The phone rang at 4:17 in the morning, and I knew before I answered. You always know. There’s something about a phone ringing in the dark hours that flips a switch in your gut before your brain catches up.
It was my brother. Mom had fallen getting out of bed. She’d been dizzy for two days and hadn’t told anyone because she didn’t want to bother us.
The ER doctor said she had a severe inner ear infection on top of bronchitis, and her blood pressure was all over the map. They were keeping her overnight for observation, but after that, she couldn’t be alone. Not for a week.
Maybe two. My brother lived in Phoenix with three kids under five and a wife on bed rest with their fourth. My sister was in Germany with the Air Force.
So it would have to be me. I sat on the edge of the bathtub in the dark, phone pressed to my ear, the cold porcelain biting through my pajama pants, and I already felt it. That familiar tightness across my chest.
Not because of Mom. Because of the man asleep in the next room. My husband, let’s call him my husband because I can barely stand to write his name anymore, had a way of receiving news.
He’d go very still. He wouldn’t say anything for a long moment, and then he’d ask one question. The kind of question that sounded reasonable, but was really a knife.
“Are you sure?”
“For how long?”
“And whose idea was that?”
I told my brother I’d figure it out. I’d drive down to Charlotte that afternoon, pick Mom up from the hospital the next morning, and bring her back to our house in Raleigh until she was steady on her feet again. He cried a little on the phone.
He kept saying, “Thank you, sis. Thank you. I’m sorry.
I’d take her if I could.”
I told him to stop. I told him she was my mother, too. I told him that’s just what you do.
When I crawled back into bed, my husband stirred and asked what was wrong. I told him. I tried to keep my voice flat, the way you do when you’re presenting something to a board and you want them to think it’s already been decided.
He was quiet for a long moment in the dark. “For how long?”
There it was. I said maybe a week, maybe ten days.
The doctors weren’t sure yet. She’d need to be watched, helped to the bathroom, given her medications on time. She got disoriented when her ears were bad.
She’d fallen once already. He sighed. Not a loud sigh.

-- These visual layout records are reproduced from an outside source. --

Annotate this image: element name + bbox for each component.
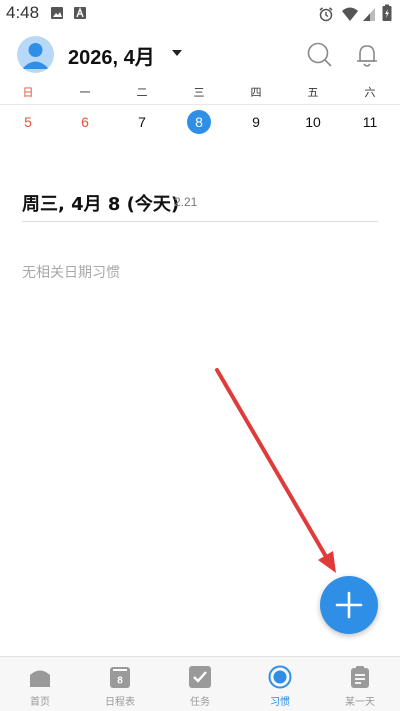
date-cell-today[interactable]: 8 bbox=[179, 108, 219, 136]
habit-target-icon bbox=[268, 665, 292, 689]
wifi-icon bbox=[342, 7, 358, 21]
battery-charging-icon bbox=[382, 4, 392, 21]
week-date-row: 5 6 7 8 9 10 11 bbox=[0, 108, 400, 136]
bottom-navigation: 首页 8 日程表 任务 习惯 某一天 bbox=[0, 656, 400, 711]
day-heading: 周三, 4月 8 (今天) bbox=[22, 194, 180, 215]
home-icon bbox=[30, 670, 50, 687]
calendar-icon: 8 bbox=[110, 667, 130, 688]
weekday-label: 四 bbox=[250, 86, 262, 99]
avatar[interactable] bbox=[17, 36, 54, 73]
app-notification-icon bbox=[74, 7, 86, 19]
chevron-down-icon[interactable] bbox=[172, 50, 182, 56]
image-notification-icon bbox=[51, 7, 63, 19]
nav-item-habits[interactable]: 习惯 bbox=[240, 657, 320, 711]
nav-item-home[interactable]: 首页 bbox=[0, 657, 80, 711]
clipboard-icon bbox=[351, 666, 369, 688]
date-cell[interactable]: 10 bbox=[293, 108, 333, 136]
user-avatar-icon bbox=[22, 43, 49, 69]
alarm-icon bbox=[319, 7, 333, 22]
weekday-label: 六 bbox=[364, 86, 376, 99]
weekday-label: 一 bbox=[79, 86, 91, 99]
date-cell[interactable]: 6 bbox=[65, 108, 105, 136]
nav-item-someday[interactable]: 某一天 bbox=[320, 657, 400, 711]
week-divider bbox=[0, 104, 400, 105]
weekday-label: 五 bbox=[307, 86, 319, 99]
weekday-header-row: 日 一 二 三 四 五 六 bbox=[0, 84, 400, 104]
status-time: 4:48 bbox=[6, 3, 40, 22]
weekday-label: 三 bbox=[193, 86, 205, 99]
bell-icon bbox=[357, 45, 377, 67]
search-button[interactable] bbox=[305, 40, 335, 70]
day-divider bbox=[22, 221, 378, 222]
task-check-icon bbox=[189, 666, 211, 688]
search-icon bbox=[307, 42, 332, 67]
date-cell[interactable]: 5 bbox=[8, 108, 48, 136]
date-cell[interactable]: 9 bbox=[236, 108, 276, 136]
plus-icon bbox=[335, 591, 363, 619]
nav-item-tasks[interactable]: 任务 bbox=[160, 657, 240, 711]
empty-habits-message: 无相关日期习惯 bbox=[22, 265, 120, 281]
weekday-label: 日 bbox=[22, 86, 34, 99]
date-cell[interactable]: 11 bbox=[350, 108, 390, 136]
add-habit-button[interactable] bbox=[320, 576, 378, 634]
weekday-label: 二 bbox=[136, 86, 148, 99]
app-header: 2026, 4月 bbox=[0, 30, 400, 80]
month-title[interactable]: 2026, 4月 bbox=[68, 41, 155, 70]
nav-item-schedule[interactable]: 8 日程表 bbox=[80, 657, 160, 711]
day-score: 2.21 bbox=[174, 195, 198, 209]
date-cell[interactable]: 7 bbox=[122, 108, 162, 136]
status-bar: 4:48 bbox=[0, 0, 400, 28]
cell-signal-icon bbox=[363, 8, 375, 21]
notifications-button[interactable] bbox=[352, 40, 382, 70]
svg-text:8: 8 bbox=[117, 676, 123, 687]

A small, controlled exhale through his nose. The kind he probably thought I couldn’t hear. He turned onto his back and stared at the ceiling.

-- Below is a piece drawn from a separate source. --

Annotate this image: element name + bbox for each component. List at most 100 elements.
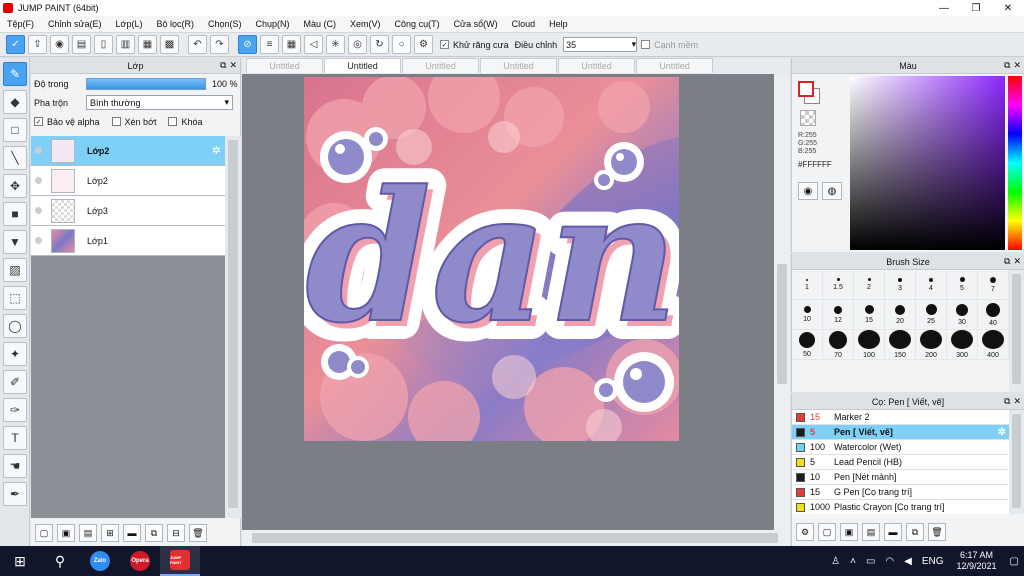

“It’s just a really inconvenient week.”
That was what he said about my mother lying in a hospital bed in a town three hours away at four in the morning. I lay there next to him and watched the gray dawn start to creep through the blinds, and I thought about the time three years ago when his father had needed knee replacement surgery. His father had stayed with us for nineteen days.
I made every meal. I drove him to physical therapy twice a week. I sat with him in the living room watching golf I didn’t care about because I knew he was lonely and bored.

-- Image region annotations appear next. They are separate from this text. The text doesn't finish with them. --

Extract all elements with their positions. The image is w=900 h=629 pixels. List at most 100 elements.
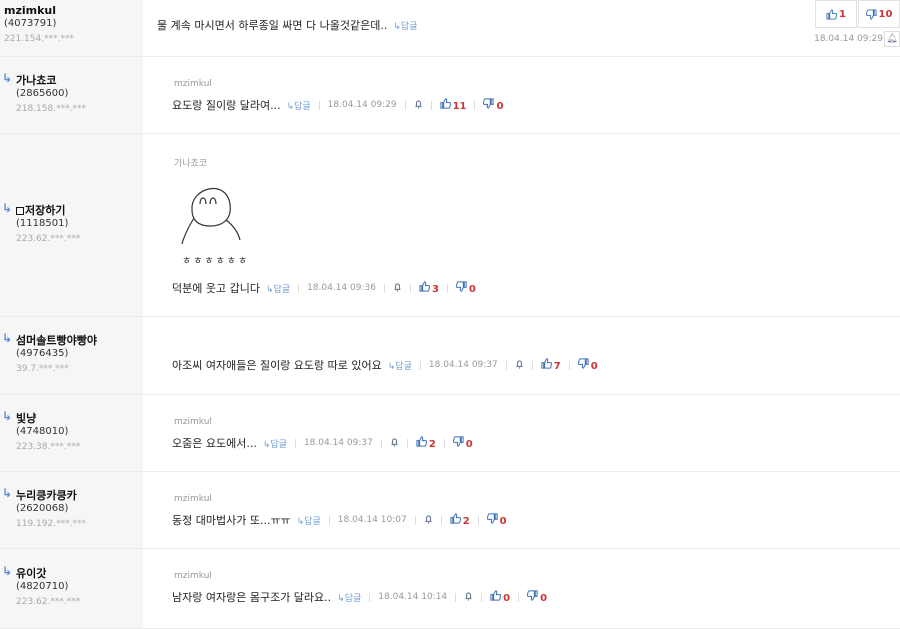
comment-date: 18.04.14 09:36 (307, 283, 376, 293)
quoted-author: mzimkul (174, 417, 212, 427)
reply-button[interactable]: ↳답글 (263, 437, 287, 450)
divider (414, 515, 416, 525)
comment-date: 18.04.14 10:14 (378, 592, 448, 602)
divider (430, 100, 432, 110)
downvote-button[interactable]: 10 (858, 0, 900, 28)
reply-button[interactable]: ↳답글 (393, 19, 417, 32)
author-ip: 223.62.***.*** (16, 233, 81, 244)
author-nickname-text: 유이갓 (16, 567, 47, 580)
quoted-author: mzimkul (174, 79, 212, 89)
downvote-count: 0 (499, 516, 507, 527)
upvote-button[interactable]: 1 (815, 0, 857, 28)
author-nickname[interactable]: 가나쵸코 (16, 72, 56, 88)
reply-button[interactable]: ↳답글 (287, 99, 311, 112)
reply-arrow-icon: ↳ (2, 564, 13, 578)
author-ip: 119.192.***.*** (16, 518, 86, 529)
thumbs-up-icon (439, 98, 451, 109)
downvote-button[interactable]: 0 (577, 358, 598, 372)
downvote-button[interactable]: 0 (452, 436, 473, 450)
comment-author-panel: mzimkul (4073791) 221.154.***.*** (0, 0, 143, 56)
reply-arrow-icon: ↳ (2, 408, 13, 423)
comment-date: 18.04.14 09:29 (814, 34, 883, 44)
reply-button[interactable]: ↳답글 (388, 359, 412, 372)
author-id: (2620068) (16, 502, 69, 514)
comment-body-line: 남자랑 여자랑은 몸구조가 달라요.. ↳답글 18.04.14 10:14 0… (172, 589, 547, 605)
report-button[interactable] (424, 514, 433, 527)
divider (318, 100, 320, 110)
report-button[interactable] (414, 99, 423, 112)
comment-date: 18.04.14 10:07 (337, 515, 407, 525)
report-button[interactable] (390, 437, 399, 450)
comment-date: 18.04.14 09:37 (428, 360, 498, 370)
comment-body-line: 덕분에 웃고 갑니다 ↳답글 18.04.14 09:36 3 0 (172, 280, 476, 296)
divider (440, 515, 442, 525)
comment-text: 남자랑 여자랑은 몸구조가 달라요.. (172, 591, 332, 604)
reply-button[interactable]: ↳답글 (337, 591, 361, 604)
report-button[interactable] (464, 591, 473, 604)
author-nickname[interactable]: mzimkul (4, 4, 56, 17)
author-id: (2865600) (16, 87, 69, 99)
author-nickname[interactable]: 유이갓 (16, 565, 46, 581)
downvote-count: 0 (468, 284, 476, 295)
upvote-button[interactable]: 7 (541, 358, 561, 372)
comment-text: 동정 대마법사가 또...ㅠㅠ (172, 514, 291, 527)
upvote-count: 2 (462, 516, 470, 527)
thumbs-down-icon (865, 8, 877, 20)
comment-author-panel: ↳ 저장하기 (1118501) 223.62.***.*** (0, 134, 143, 316)
reply-button[interactable]: ↳답글 (266, 282, 290, 295)
quoted-author: mzimkul (174, 494, 212, 504)
downvote-count: 10 (878, 8, 893, 20)
downvote-button[interactable]: 0 (486, 513, 507, 527)
comment-row: mzimkul (4073791) 221.154.***.*** 물 계속 마… (0, 0, 900, 57)
comment-body-line: 동정 대마법사가 또...ㅠㅠ ↳답글 18.04.14 10:07 2 0 (172, 512, 507, 528)
thumbs-down-icon (577, 358, 589, 369)
divider (474, 100, 476, 110)
author-nickname-text: 빛냥 (16, 411, 37, 425)
thumbs-down-icon (483, 98, 495, 109)
upvote-button[interactable]: 0 (490, 590, 510, 604)
author-nickname[interactable]: 빛냥 (16, 410, 36, 426)
divider (419, 360, 421, 370)
comment-author-panel: ↳ 빛냥 (4748010) 223.38.***.*** (0, 395, 143, 471)
report-button[interactable]: 🔔︎ (884, 31, 900, 47)
upvote-button[interactable]: 2 (450, 513, 470, 527)
bell-icon (394, 282, 401, 292)
divider (383, 283, 385, 293)
downvote-count: 0 (590, 361, 598, 372)
upvote-button[interactable]: 2 (416, 436, 436, 450)
thumbs-up-icon (490, 590, 502, 601)
report-button[interactable] (515, 359, 524, 372)
comment-date: 18.04.14 09:37 (303, 438, 373, 448)
downvote-count: 0 (496, 101, 504, 112)
comment-body-line: 아조씨 여자애들은 질이랑 요도랑 따로 있어요 ↳답글 18.04.14 09… (172, 357, 598, 373)
bell-icon: 🔔︎ (886, 34, 898, 44)
comment-author-panel: ↳ 누리킁카킁카 (2620068) 119.192.***.*** (0, 472, 143, 548)
author-nickname[interactable]: 누리킁카킁카 (16, 487, 77, 503)
divider (406, 438, 408, 448)
divider (481, 592, 483, 602)
downvote-count: 0 (540, 593, 548, 604)
author-nickname[interactable]: 섬머솔트빵야빵야 (16, 332, 97, 348)
reply-button[interactable]: ↳답글 (297, 514, 321, 527)
divider (568, 360, 570, 370)
author-nickname[interactable]: 저장하기 (16, 202, 65, 218)
bell-icon (425, 514, 432, 524)
divider (298, 283, 300, 293)
divider (380, 438, 382, 448)
bell-icon (415, 99, 422, 109)
author-nickname-text: 저장하기 (25, 203, 66, 217)
downvote-button[interactable]: 0 (527, 590, 547, 604)
upvote-button[interactable]: 3 (419, 281, 439, 295)
upvote-count: 1 (839, 8, 846, 20)
divider (531, 360, 533, 370)
comment-author-panel: ↳ 가나쵸코 (2865600) 218.158.***.*** (0, 57, 143, 133)
upvote-button[interactable]: 11 (439, 98, 467, 112)
downvote-button[interactable]: 0 (455, 281, 476, 295)
divider (404, 100, 406, 110)
author-ip: 223.62.***.*** (16, 597, 81, 607)
author-nickname-text: 가나쵸코 (16, 73, 57, 87)
upvote-count: 11 (452, 101, 467, 112)
downvote-button[interactable]: 0 (483, 98, 503, 112)
report-button[interactable] (393, 282, 402, 295)
comment-row: ↳ 빛냥 (4748010) 223.38.***.*** mzimkul 오줌… (0, 395, 900, 472)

My husband had taken three days off work to be supportive. I had used eleven of my fourteen vacation days for the year. Nobody called it inconvenient.
But I didn’t say any of that. Not then. I just got up and started making coffee the way I always do.
I picked Mom up the next morning from the hospital in Charlotte. She looked smaller than I remembered. She’d lost weight she didn’t have to lose, and her hair, which had always been thick and stubbornly dark for a woman her age, was now mostly silver at the roots.
The infection had hit her hard. She held my hand in the parking lot the way a child does, fingers wrapped around two of mine, and she said, “I hate to be a bother, baby.”
I told her she wasn’t a bother. I told her she wasn’t a mother, and she was coming home with me, and that was that.